Le paléoanthropologue Pascal Picq soutient également la thèse selon laquelle la domination masculine se serait construite culturellement au Néolithique. Dans son livre Et l’évolution créa la femme publié en 2020, il tente de démonter le mythe de l’homme chasseur et de la femme cloîtrée dans la grotte, ou simple cueilleuse. La préhistorienne Marylène Patou-Mathis a consacré un essai intitulé L’homme préhistorique est aussi une femme à ce sujet la même année. Les femmes chassaient aussi, cela a largement été prouvé. Tous deux expliquent que l’étude de la préhistoire et les théories de l’évolution ont émergé en Europe au XIXe siècle, l’une des périodes les plus inégalitaire de l’histoire pour les femmes. Les chercheurs de l’époque – majoritairement des hommes – ont alors projeté leur vision patriarcale sur le passé, sans chercher à questionner la place des femmes préhistoriques avant ce point de rupture, où le rapport de domination s’est établi.

Comme Françoise Héritier, Pascal Picq affirme que le contrôle de la reproduction féminine est un enjeu majeur de domination pour les hommes. D’autant plus que le taux de reproduction des femmes est très faible, comparé à d’autres espèces, ce qui rend leur capacité reproductive encore plus précieuse et convoitée. Il ajoute également que : « Plus l’investissement parental est asymétrique et s’appuie sur les femelles, comme c’est le cas chez les mammifères avec la gestation, l’allaitement et la protection du petit, plus celles-ci deviennent un enjeu de contrôle pour les mâles ». Assignées de force à la reproduction et à la parentalité, les femmes ont alors progressivement été écartées du reste des activités du groupe. Notamment des activités produisant de la richesse, donc valorisées socialement, telles que la chasse ou l’agriculture. En archéologie, on observe clairement une dégradation de la condition des femmes à travers leurs ossements (elles font plus d’enfants et meurent plus tôt) au Néolithique, période où l’agriculture se développe.

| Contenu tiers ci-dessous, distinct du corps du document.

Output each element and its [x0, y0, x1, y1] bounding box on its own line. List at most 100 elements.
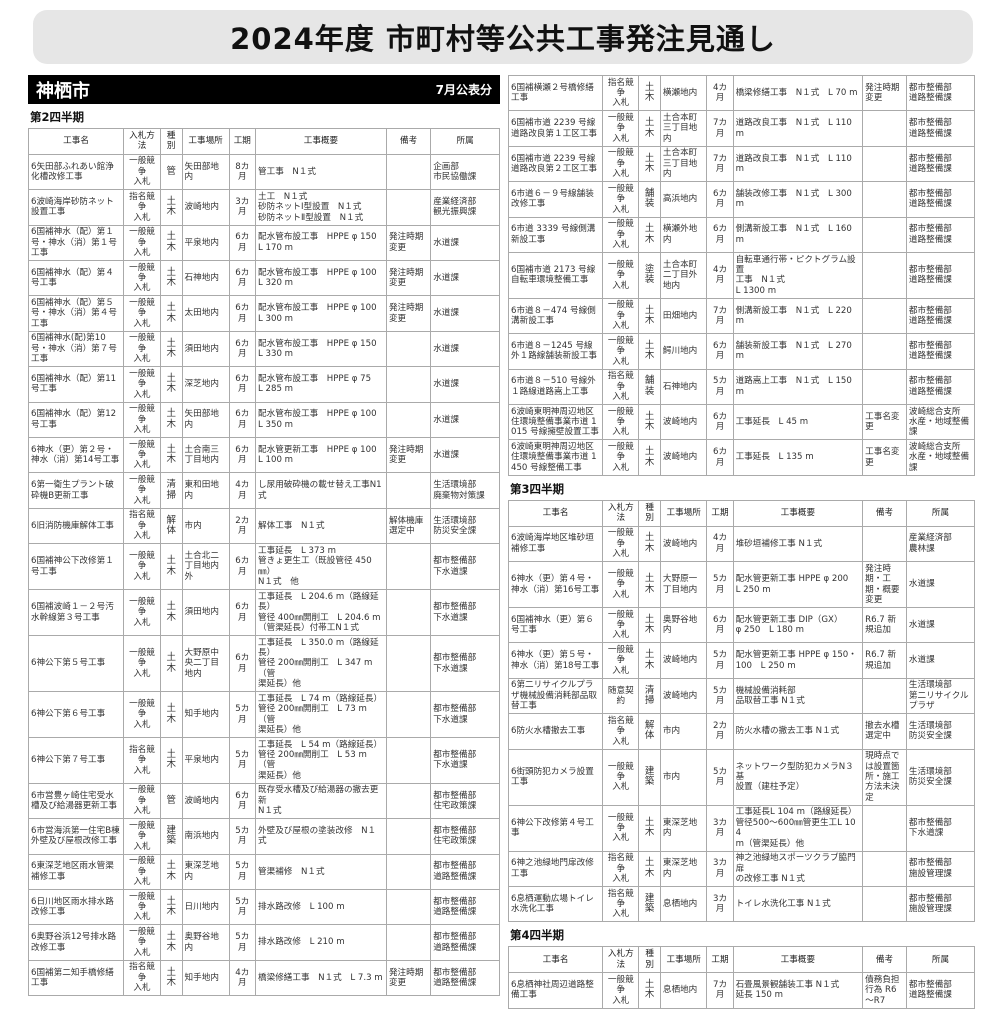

L’anthropologue Alain Testart va même avancer la thèse selon laquelle toutes les activités pratiquées avec des outils tranchants – pouvant faire couler le sang – étaient interdites aux femmes car les hommes redoutaient que leur sang menstruel puisse se mêler à un autre sang.

« Les femmes sont devenues des objets et non des sujets », résume Françoise Héritier. Toutes ces croyances construites culturellement les ont enfermées dans un rôle de mères reproductrices, dont elles ont encore du mal à s’émanciper aujourd’hui. En témoigne, la publication en 2021 de Mal de mères de la journaliste Stéphanie Thomas ou encore la récente enquête du Monde sur le tabou du regret maternel. Dans un entretien avec le Pôle international de la préhistoire en 2005, Françoise Héritier vantait « l’innovation remarquable » du droit à la contraception acquis au XXe siècle, qu’elle considérait comme une révolution qui redonnait le droit à la femme de disposer de son corps, lui rendant son statut de personne. Mais l’injonction à la procréation, à l’origine même du patriarcat, semble encore trop ancrée – au même titre que d’autres diktats sociaux qui ont découlé de ce système – pour disparaître aussi facilement.